Year: 2020 Source: JMIR Mental Health. (2020). 7:6. doi:10.2196/15973 SIEC No: 20200479

Background: Research suggests that direct exposure to suicidal behaviors and acts of self-harm through social media may increase suicidality through imitation and modeling, particularly in more vulnerable populations. One example of a social media phenomenon that demonstrates how self-harming behavior could potentially be propagated is the blue whale challenge. In this challenge, adolescents and young adults are encouraged to engage in self-harm and eventually kill themselves.

Objective: This paper aimed to investigate the way individuals portray the blue whale challenge on social media, with an emphasis on factors that could pose a risk to vulnerable populations.

Methods: We first used a thematic analysis approach to code 60 publicly posted YouTube videos, 1112 comments on those videos, and 150 Twitter posts that explicitly referenced the blue whale challenge. We then deductively coded the YouTube videos based on the Suicide Prevention Resource Center (SPRC) safe messaging guidelines as a metric for the contagion risk associated with each video.
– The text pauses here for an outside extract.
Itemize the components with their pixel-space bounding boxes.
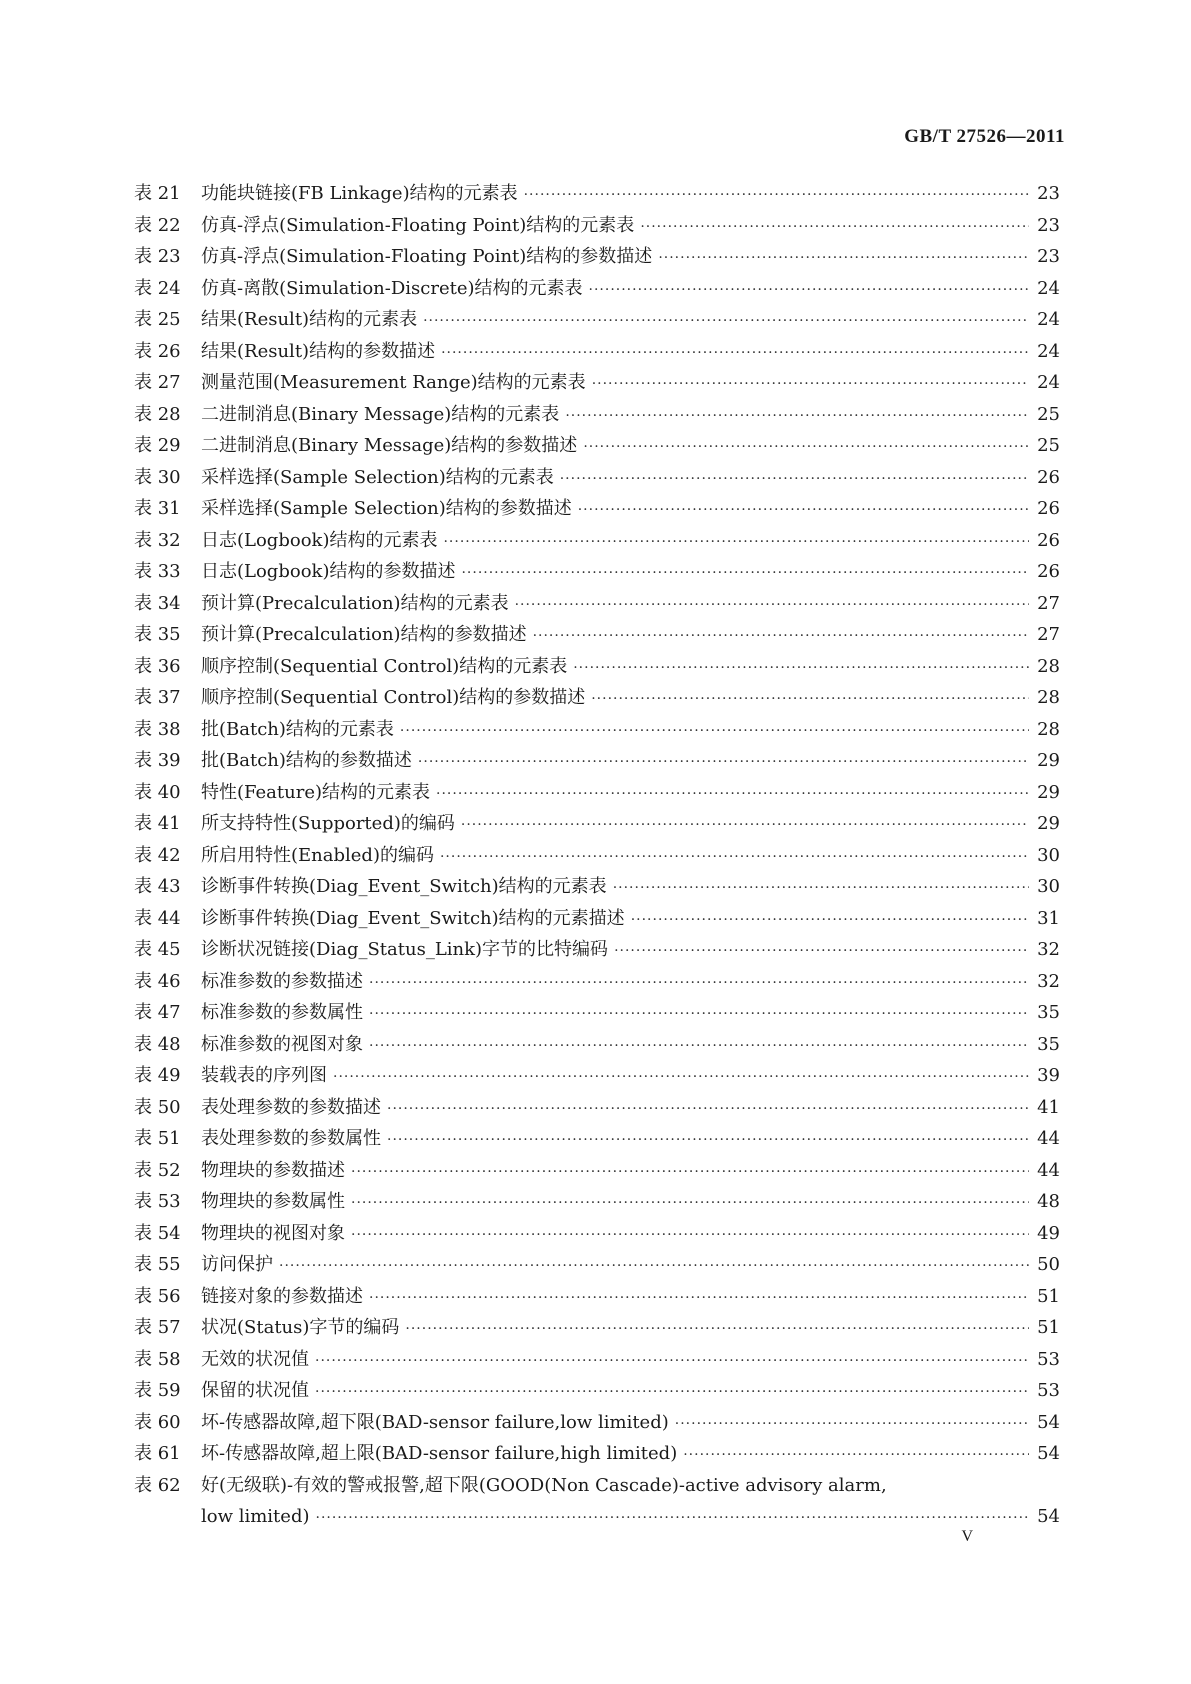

Results: The thematic analysis revealed that social media users post about the blue whale challenge to raise awareness and discourage participation, express sorrow for the participants, criticize the participants, or describe a relevant experience. The deductive coding of the YouTube videos showed that most of the videos violated at least 50% of the SPRC safe and effective messaging guidelines.

Conclusions: These posts might have the problematic effect of normalizing the blue whale challenge through repeated exposure, modeling, and reinforcement of self-harming and suicidal behaviors, especially among vulnerable populations such as adolescents. More effort is needed to educate social media users and content generators on safe messaging guidelines and factors that encourage versus discourage contagion effects.